Les investissements dans l’informatique ne sont pas seulement synonymes de gains de productivité et d’amélioration du service. Ils sont aussi indispensables à la survie de l’entreprise à plus long terme.
"La Belgique n’a pas du tout besoin d’une Silicon Valley pour exceller dans le monde de l’informatique et des télécommunications", assure Marc De Keersmaecker, directeur général de la société cotée en Bourse RealDolmen. Son entreprise vend des produits d’infrastructure, tels que des ordinateurs, des imprimantes et des réseaux, mais propose aussi des services logiciels comme du cloud computing et des Big Data. "C'est vrai, il est toujours agréable d'aller humer l’atmosphère de San Francisco à l’occasion, mais plusieurs de ces centres existent ailleurs dans le monde. En outre, le tissu économique est beaucoup plus large que l’innovation et la créativité liées à la Silicon Valley. De nouvelles technologies attendent constamment d'être implémentées."
Hendrik Serruys, associé chez EY People Advisory Services, acquiesce: "Ici, nous n’avons peut-être pas de Facebook ni de Google, mais il ne faut pas non plus faire preuve d’excès de modestie. Ces dernières années, les entreprises informatiques ont dominé le classement des entreprises les plus prometteuses de Belgique. On trouve chez nous de la passion, du dynamisme et des gens qui travaillent dur, ainsi que de très beaux produits dont nous pouvons être fiers."
Parmi ces entreprises prometteuses, on peut assurément citer Itineris, jeune société gantoise de conseil en informatique dirigée par son fondateur, Edgard Vermeersch. Itineris aide les acteurs du secteur de l’énergie et de l’eau à mieux gérer leur back-office. L’entreprise emploie 350 personnes, moins d’un tiers de RealDolmen, et compte notamment GDF Suez, E.ON et De Watergroep parmi ses clients. Edgard Vermeersch a récolté 10 millions d’euros l’an dernier pour accélérer l’expansion de ses activités aux États- Unis.

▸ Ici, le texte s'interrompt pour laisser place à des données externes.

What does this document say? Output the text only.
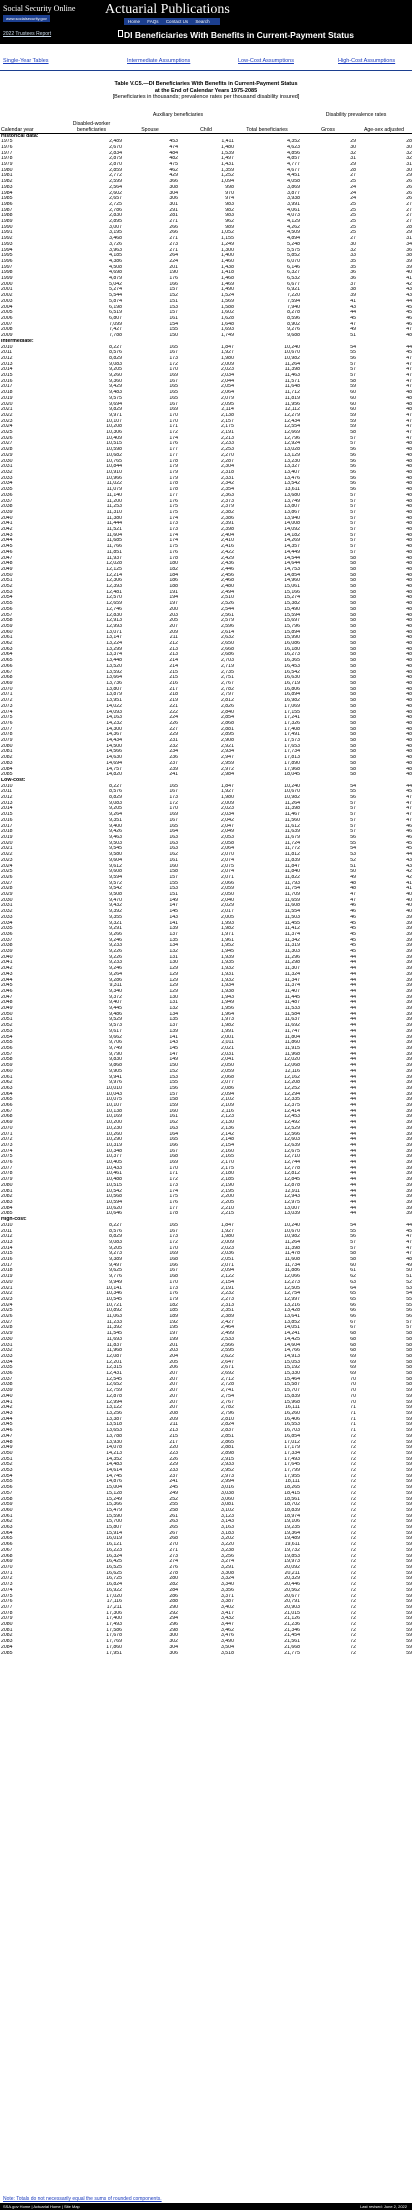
Social Security Online
www.socialsecurity.gov
Actuarial Publications
Home FAQs Contact Us Search
2022 Trustees Report	DI Beneficiaries With Benefits in Current-Payment Status
Single-Year Tables	Intermediate Assumptions	Low-Cost Assumptions	High-Cost Assumptions
Table V.C5.—DI Beneficiaries With Benefits in Current-Payment Status
at the End of Calendar Years 1975-2085
[Beneficiaries in thousands; prevalence rates per thousand disability insured]
		Auxiliary beneficiaries			Disability prevalence rates	
Calendar year	Disabled-worker beneficiaries	Spouse	Child	Total beneficiaries	Gross	Age-sex adjusted
Historical data:						
1975	2,489	453	1,411	4,352	29	28
1976	2,670	474	1,480	4,623	30	30
1977	2,834	484	1,539	4,856	32	32
1978	2,879	482	1,497	4,857	31	32
1979	2,870	475	1,431	4,777	29	31
1980	2,859	462	1,359	4,677	28	30
1981	2,772	429	1,252	4,451	27	29
1982	2,599	366	1,094	4,058	25	26
1983	2,564	308	998	3,869	24	26
1984	2,602	304	970	3,877	24	26
1985	2,657	306	974	3,938	24	26
1986	2,725	301	983	3,991	25	27
1987	2,786	291	982	4,061	25	27
1988	2,830	281	983	4,073	25	27
1989	2,895	271	962	4,129	25	27
1990	3,007	266	989	4,262	25	28
1991	3,195	266	1,052	4,509	25	29
1992	3,468	271	1,155	4,894	27	31
1993	3,726	273	1,249	5,248	30	34
1994	3,963	271	1,300	5,575	32	36
1995	4,185	264	1,400	5,852	33	38
1996	4,386	224	1,460	6,070	35	39
1997	4,508	201	1,438	6,146	35	39
1998	4,698	190	1,418	6,327	36	40
1999	4,879	176	1,468	6,532	36	41
2000	5,042	166	1,469	6,677	37	42
2001	5,274	157	1,490	6,921	38	43
2002	5,544	152	1,524	7,220	39	43
2003	5,874	151	1,569	7,594	41	44
2004	6,198	153	1,588	7,940	43	45
2005	6,519	157	1,602	8,278	44	45
2006	6,807	161	1,628	8,596	45	46
2007	7,099	154	1,648	8,902	47	46
2008	7,427	155	1,693	9,276	49	47
2009	7,788	150	1,749	9,688	51	48
Intermediate:						
2010	8,227	165	1,847	10,240	54	44
2011	8,576	167	1,927	10,670	55	45
2012	8,829	173	1,980	10,982	56	47
2013	9,083	172	2,009	11,264	57	47
2014	9,205	170	2,023	11,398	57	47
2015	9,260	169	2,034	11,463	57	47
2016	9,360	167	2,044	11,571	58	47
2017	9,429	165	2,054	11,648	59	47
2018	9,483	165	2,064	11,712	60	48
2019	9,575	165	2,079	11,819	60	48
2020	9,694	167	2,095	11,956	60	48
2021	9,829	169	2,114	12,112	60	48
2022	9,971	170	2,138	12,279	59	47
2023	10,107	170	2,157	12,434	59	47
2024	10,208	171	2,175	12,554	59	47
2025	10,306	172	2,191	12,669	58	47
2026	10,409	174	2,213	12,796	57	47
2027	10,515	176	2,233	12,924	57	48
2028	10,598	177	2,253	13,028	56	48
2029	10,682	177	2,270	13,129	56	48
2030	10,765	178	2,287	13,230	56	48
2031	10,844	179	2,304	13,327	56	48
2032	10,910	179	2,318	13,407	56	48
2033	10,966	179	2,331	13,476	56	48
2034	11,022	178	2,342	13,542	56	48
2035	11,079	178	2,354	13,611	56	48
2036	11,140	177	2,363	13,680	57	48
2037	11,200	176	2,373	13,749	57	48
2038	11,253	175	2,379	13,807	57	48
2039	11,310	175	2,382	13,867	57	48
2040	11,380	174	2,386	13,940	57	48
2041	11,444	173	2,391	14,008	57	48
2042	11,521	173	2,398	14,092	57	48
2043	11,604	174	2,404	14,182	57	48
2044	11,685	174	2,410	14,269	57	48
2045	11,766	175	2,416	14,357	57	48
2046	11,851	176	2,422	14,449	57	48
2047	11,937	178	2,429	14,544	58	48
2048	12,028	180	2,436	14,644	58	48
2049	12,125	182	2,446	14,753	58	48
2050	12,214	184	2,456	14,854	58	48
2051	12,306	186	2,468	14,960	58	48
2052	12,393	188	2,480	15,061	58	48
2053	12,481	191	2,494	15,166	58	48
2054	12,570	194	2,510	15,274	58	48
2055	12,659	197	2,526	15,382	58	48
2056	12,746	200	2,544	15,490	58	48
2057	12,830	203	2,561	15,594	58	48
2058	12,913	205	2,579	15,697	58	48
2059	12,993	207	2,596	15,796	58	48
2060	13,071	209	2,614	15,894	58	48
2061	13,147	211	2,632	15,990	58	48
2062	13,224	212	2,650	16,086	58	48
2063	13,299	213	2,668	16,180	58	48
2064	13,374	213	2,686	16,273	58	48
2065	13,448	214	2,703	16,365	58	48
2066	13,520	214	2,719	16,453	58	48
2067	13,592	215	2,735	16,542	58	48
2068	13,664	215	2,751	16,630	58	48
2069	13,736	216	2,767	16,719	58	48
2070	13,807	217	2,782	16,806	58	48
2071	13,879	218	2,797	16,894	58	48
2072	13,951	219	2,812	16,982	58	48
2073	14,022	221	2,826	17,069	58	48
2074	14,093	222	2,840	17,155	58	48
2075	14,163	224	2,854	17,241	58	48
2076	14,232	226	2,868	17,326	58	48
2077	14,300	227	2,881	17,408	58	48
2078	14,367	229	2,895	17,491	58	48
2079	14,434	231	2,908	17,573	58	48
2080	14,500	232	2,921	17,653	58	48
2081	14,566	234	2,934	17,734	58	48
2082	14,630	236	2,947	17,813	58	48
2083	14,694	237	2,959	17,890	58	48
2084	14,757	239	2,972	17,968	58	48
2085	14,820	241	2,984	18,045	58	48
Low-cost:						
2010	8,227	165	1,847	10,240	54	44
2011	8,576	167	1,927	10,670	55	45
2012	8,829	173	1,980	10,982	56	47
2013	9,083	172	2,009	11,264	57	47
2014	9,205	170	2,023	11,398	57	47
2015	9,264	169	2,034	11,467	57	47
2016	9,351	167	2,042	11,560	57	47
2017	9,400	165	2,047	11,612	57	46
2018	9,426	164	2,049	11,639	57	46
2019	9,463	163	2,053	11,679	56	46
2020	9,503	163	2,058	11,724	55	45
2021	9,545	163	2,064	11,772	54	45
2022	9,580	162	2,070	11,812	53	44
2023	9,604	161	2,074	11,839	52	43
2024	9,612	160	2,075	11,847	51	43
2025	9,608	158	2,074	11,840	50	42
2026	9,594	157	2,071	11,822	49	42
2027	9,572	155	2,066	11,793	48	41
2028	9,542	153	2,059	11,754	48	41
2029	9,508	151	2,050	11,709	47	40
2030	9,470	149	2,040	11,659	47	40
2031	9,432	147	2,029	11,608	46	40
2032	9,392	145	2,017	11,554	46	40
2033	9,355	143	2,005	11,503	46	39
2034	9,321	141	1,993	11,455	45	39
2035	9,291	139	1,982	11,412	45	39
2036	9,266	137	1,971	11,374	45	39
2037	9,246	135	1,961	11,342	45	39
2038	9,233	134	1,952	11,319	45	39
2039	9,226	132	1,945	11,303	45	39
2040	9,226	131	1,939	11,296	44	39
2041	9,233	130	1,935	11,298	44	39
2042	9,246	129	1,932	11,307	44	39
2043	9,264	129	1,931	11,324	44	39
2044	9,286	129	1,932	11,347	44	39
2045	9,311	129	1,934	11,374	44	39
2046	9,340	129	1,938	11,407	44	39
2047	9,372	130	1,943	11,445	44	39
2048	9,407	131	1,949	11,487	44	39
2049	9,445	132	1,956	11,533	44	39
2050	9,486	134	1,964	11,584	44	39
2051	9,529	135	1,973	11,637	44	39
2052	9,573	137	1,982	11,692	44	39
2053	9,617	139	1,991	11,747	44	39
2054	9,662	141	2,001	11,804	44	39
2055	9,706	143	2,011	11,860	44	39
2056	9,749	145	2,021	11,915	44	39
2057	9,790	147	2,031	11,968	44	39
2058	9,830	149	2,041	12,020	44	39
2059	9,868	150	2,050	12,068	44	39
2060	9,905	152	2,059	12,116	44	39
2061	9,941	153	2,068	12,162	44	39
2062	9,976	155	2,077	12,208	44	39
2063	10,010	156	2,086	12,252	44	39
2064	10,043	157	2,094	12,294	44	39
2065	10,075	158	2,102	12,335	44	39
2066	10,107	159	2,109	12,375	44	39
2067	10,138	160	2,116	12,414	44	39
2068	10,169	161	2,123	12,453	44	39
2069	10,200	162	2,130	12,492	44	39
2070	10,230	163	2,136	12,529	44	39
2071	10,260	164	2,142	12,566	44	39
2072	10,290	165	2,148	12,603	44	39
2073	10,319	166	2,154	12,639	44	39
2074	10,348	167	2,160	12,675	44	39
2075	10,377	168	2,165	12,710	44	39
2076	10,405	169	2,170	12,744	44	39
2077	10,433	170	2,175	12,778	44	39
2078	10,461	171	2,180	12,812	44	39
2079	10,488	172	2,185	12,845	44	39
2080	10,515	173	2,190	12,878	44	39
2081	10,542	174	2,195	12,911	44	39
2082	10,568	175	2,200	12,943	44	39
2083	10,594	176	2,205	12,975	44	39
2084	10,620	177	2,210	13,007	44	39
2085	10,646	178	2,215	13,039	44	39
High-cost:						
2010	8,227	165	1,847	10,240	54	44
2011	8,576	167	1,927	10,670	55	45
2012	8,829	173	1,980	10,982	56	47
2013	9,083	172	2,009	11,264	57	47
2014	9,205	170	2,023	11,398	57	47
2015	9,273	169	2,036	11,478	58	47
2016	9,389	168	2,051	11,608	58	48
2017	9,497	166	2,071	11,734	60	49
2018	9,625	167	2,094	11,886	61	50
2019	9,776	168	2,122	12,066	62	51
2020	9,949	170	2,154	12,273	63	52
2021	10,141	173	2,191	12,505	64	53
2022	10,346	176	2,232	12,754	65	54
2023	10,545	179	2,273	12,997	65	55
2024	10,721	182	2,313	13,216	66	55
2025	10,892	185	2,351	13,428	66	56
2026	11,063	189	2,389	13,641	66	56
2027	11,233	192	2,427	13,852	67	57
2028	11,392	195	2,464	14,051	67	57
2029	11,545	197	2,499	14,241	68	58
2030	11,693	199	2,533	14,425	68	58
2031	11,837	201	2,566	14,604	68	58
2032	11,968	203	2,595	14,766	68	58
2033	12,087	204	2,622	14,913	69	58
2034	12,201	205	2,647	15,053	69	58
2035	12,315	206	2,671	15,192	69	58
2036	12,431	207	2,692	15,330	69	58
2037	12,545	207	2,712	15,464	70	58
2038	12,652	207	2,728	15,587	70	58
2039	12,759	207	2,741	15,707	70	59
2040	12,878	207	2,754	15,839	70	59
2041	12,994	207	2,767	15,968	70	59
2042	13,122	207	2,782	16,111	71	59
2043	13,256	208	2,796	16,260	71	59
2044	13,387	209	2,810	16,406	71	59
2045	13,518	211	2,824	16,553	71	59
2046	13,653	213	2,837	16,703	71	59
2047	13,788	215	2,851	16,854	72	59
2048	13,930	217	2,865	17,012	72	59
2049	14,078	220	2,881	17,179	72	59
2050	14,213	223	2,898	17,334	72	59
2051	14,352	226	2,915	17,493	72	59
2052	14,483	229	2,933	17,645	72	59
2053	14,614	233	2,952	17,799	72	59
2054	14,745	237	2,973	17,955	72	59
2055	14,876	241	2,994	18,111	72	59
2056	15,004	245	3,016	18,265	72	59
2057	15,128	249	3,038	18,415	72	59
2058	15,249	252	3,060	18,561	72	59
2059	15,366	255	3,081	18,702	72	59
2060	15,479	258	3,102	18,839	72	59
2061	15,590	261	3,123	18,974	72	59
2062	15,700	263	3,143	19,106	72	59
2063	15,807	265	3,163	19,235	72	59
2064	15,914	267	3,183	19,364	72	59
2065	16,019	268	3,202	19,489	72	59
2066	16,121	270	3,220	19,611	72	59
2067	16,223	271	3,238	19,732	72	59
2068	16,324	273	3,256	19,853	72	59
2069	16,425	274	3,274	19,973	72	59
2070	16,525	276	3,291	20,092	72	59
2071	16,625	278	3,308	20,211	72	59
2072	16,725	280	3,324	20,329	72	59
2073	16,824	282	3,340	20,446	72	59
2074	16,922	284	3,356	20,562	72	59
2075	17,020	286	3,371	20,677	72	59
2076	17,116	288	3,387	20,791	72	59
2077	17,211	290	3,402	20,903	72	59
2078	17,306	292	3,417	21,015	72	59
2079	17,400	294	3,432	21,126	72	59
2080	17,493	296	3,447	21,236	72	59
2081	17,586	298	3,462	21,346	72	59
2082	17,678	300	3,476	21,454	72	59
2083	17,769	302	3,490	21,561	72	59
2084	17,860	304	3,504	21,668	72	59
2085	17,951	306	3,518	21,775	72	59
Note: Totals do not necessarily equal the sums of rounded components.
SSA.gov Home | Actuarial Home | Site Map	Last revised: June 2, 2022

Une discussion sur l’avenir de l’informatique en Belgique avec un entrepreneur qui voit les États-Unis comme son principal débouché… Que pouvons-nous en déduire?
Edgard Vermeersch: "Nos activités aux États-Unis augmenteront d’un facteur six cette année par rapport à 2015. Ceci dit, en Europe, nous enregistrons une croissance de 20% et plus par an. Comme l’ensemble de notre développement s’effectue ici, c’est toute la Belgique qui profite de notre réussite aux États-Unis."
"Les systèmes américains de gestion de clients ne sont pas prêts pour l’évolution du mix énergétique et l’accent de plus en plus prononcé sur les énergies renouvelables", déclariez-vous voici quelque temps. Pourquoi ont-ils spécifiquement besoin d’Itineris?
Vermeersch: "Les États-Unis présentent des années de retard dans la libéralisation du secteur énergétique. En Europe, la Commission européenne l’a accélérée dans l’optique d’un marché interne unifié, raison pour laquelle nous avons plus d’expérience que les opérateurs américains."
L’ensemble de notre développement de produit s’effectuant ici, la Belgique profite, elle aussi, de notre réussite aux États-Unis.
Comment le secteur informatique belge s’en tiret- il de manière générale? Est-il plutôt en tête de classement ou en queue de peloton?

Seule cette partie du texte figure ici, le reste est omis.